The Death of Religion…
I’m gonna piss some people off. That’s fine. It’s alright to be mad – religions have become one of the things we define ourselves by and use to explain the world around us. We believe, we have Faith, and there’s nothing wrong with that. It’s a fine thing to hold onto.
Except it isn’t, or wasn’t. The Industrial Age engendered a strong sense of nihilism and controlled information because it needed those qualities to shape the world into what that paradigm needed the world to be – a place of finite resources that needed to be mined. It was able to undermine priesthoods the world over through science (not that this was science’s fault) by disproving certain tenants that various dogmatic religions held true.
It should be noted that none of these tenants were actually written anywhere in any scripture, or at least not the original verses, but had arisen in commentaries that turned faith into politics. Belief itself was something to be mined, denigrated, and mocked. Lip service was offered, the words that were there twisted to fit the needs of those who felt the need to manipulate people.
As Martin Luther himself noted, “The God of this world is riches, pleasure, and pride.” Mammon is alive and well and flourishing, more prayer paid him in a nihilist’s dream than to any other god.
But as people recognized that this was happening, they began to doubt the validity of faith itself. Dogma and religion had failed them, as the people representing both failed and failed and failed again to uphold the tenants of the faiths that they claimed were their own. Faith was abandoned, seen as a crutch of weakness, an antiquated means of justifying morality, and why not?
Religion started as a series of stories meant to share history, explain the fantastic, and share moral codes. That’s it. That’s all it was. Politicians came along and made it more than that, turning it into a system of control, crafting exclusive religions that would punish those that didn’t believe in them (and, by God, we will get into that at another time) and reward those that did believe merely for their belief instead of any actual action.
There was a lot of stupidity and blind zealotry wrapped up in that sort of worship, and so when the intelligentsia grew it called bullshit on the trappings of those institutions… and rightly so. But somewhere, someone decided to get rid of the whole kit because of a few bad ideas without really thinking about it. More stupidity. More blind zealotry.
Having faith was regarded as a weakness, and those most closely tied to dogma clung ever tighter to it, making the ones that had rejected faith in favor of nihilism feel more secure in their choice. And, as what happens whenever a new paradigm comes to be, more and more people fell into the new camp, one of materialistic-nihilism at best and hedonistic-solipsism at worst.

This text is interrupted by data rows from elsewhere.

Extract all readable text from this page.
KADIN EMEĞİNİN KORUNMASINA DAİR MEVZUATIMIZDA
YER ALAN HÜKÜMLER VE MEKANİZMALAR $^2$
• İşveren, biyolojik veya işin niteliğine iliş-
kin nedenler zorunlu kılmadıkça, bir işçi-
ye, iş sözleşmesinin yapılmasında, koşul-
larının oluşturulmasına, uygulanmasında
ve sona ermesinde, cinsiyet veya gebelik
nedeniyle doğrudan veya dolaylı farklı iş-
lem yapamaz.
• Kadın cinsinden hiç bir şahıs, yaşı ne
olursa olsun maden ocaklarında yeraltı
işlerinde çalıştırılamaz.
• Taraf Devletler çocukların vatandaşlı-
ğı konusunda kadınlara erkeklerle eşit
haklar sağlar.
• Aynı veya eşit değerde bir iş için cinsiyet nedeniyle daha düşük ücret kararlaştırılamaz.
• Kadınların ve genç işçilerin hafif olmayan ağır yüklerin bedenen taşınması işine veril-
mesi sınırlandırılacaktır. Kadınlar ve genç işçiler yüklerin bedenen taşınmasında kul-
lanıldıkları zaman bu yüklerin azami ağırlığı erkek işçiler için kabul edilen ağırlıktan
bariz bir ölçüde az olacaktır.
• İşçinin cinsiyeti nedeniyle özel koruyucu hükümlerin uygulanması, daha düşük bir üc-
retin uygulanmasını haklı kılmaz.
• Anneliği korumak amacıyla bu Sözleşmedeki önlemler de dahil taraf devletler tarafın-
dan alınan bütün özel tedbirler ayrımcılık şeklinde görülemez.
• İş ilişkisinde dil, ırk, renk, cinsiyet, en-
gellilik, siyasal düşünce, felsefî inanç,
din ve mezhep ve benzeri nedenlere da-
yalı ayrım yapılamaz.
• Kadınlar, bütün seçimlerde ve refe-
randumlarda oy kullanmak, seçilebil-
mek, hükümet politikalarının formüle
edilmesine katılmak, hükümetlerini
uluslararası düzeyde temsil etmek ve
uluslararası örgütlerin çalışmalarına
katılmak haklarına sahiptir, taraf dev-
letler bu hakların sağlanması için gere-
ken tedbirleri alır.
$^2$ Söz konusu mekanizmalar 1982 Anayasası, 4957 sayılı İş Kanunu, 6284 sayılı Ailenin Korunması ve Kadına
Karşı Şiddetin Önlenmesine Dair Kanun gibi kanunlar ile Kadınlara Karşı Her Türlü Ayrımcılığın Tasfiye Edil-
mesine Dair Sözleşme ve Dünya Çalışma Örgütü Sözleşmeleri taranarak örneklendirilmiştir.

Mocking those that clung to faith, they claimed a groundless sense of superiority, claiming Absence as an answer.
And the ones pretending a claim to Faith without understanding anything more than dogma were just as bad. They stripped belief of context, locking definitions in place that were never meant to be. Refusing to study on their own, they instead relied on the information that was peddled to them by people that, willfully or no, were misrepresenting scripture, keeping it locked, keeping it dead.
In other words, those controlling the scripture were lacking truth and integrity. They stagnated and refused to accept new information, new growth. And their institutions and the world at large suffer because of it.
That’s why religion is dying. There’s so few representatives of the dominant religions that have any sort of truth or integrity in them, and the children of the Information Age see that absence and instinctively reject it. We have better things to do and better ways to live.
But that does not mean we do not have Faith.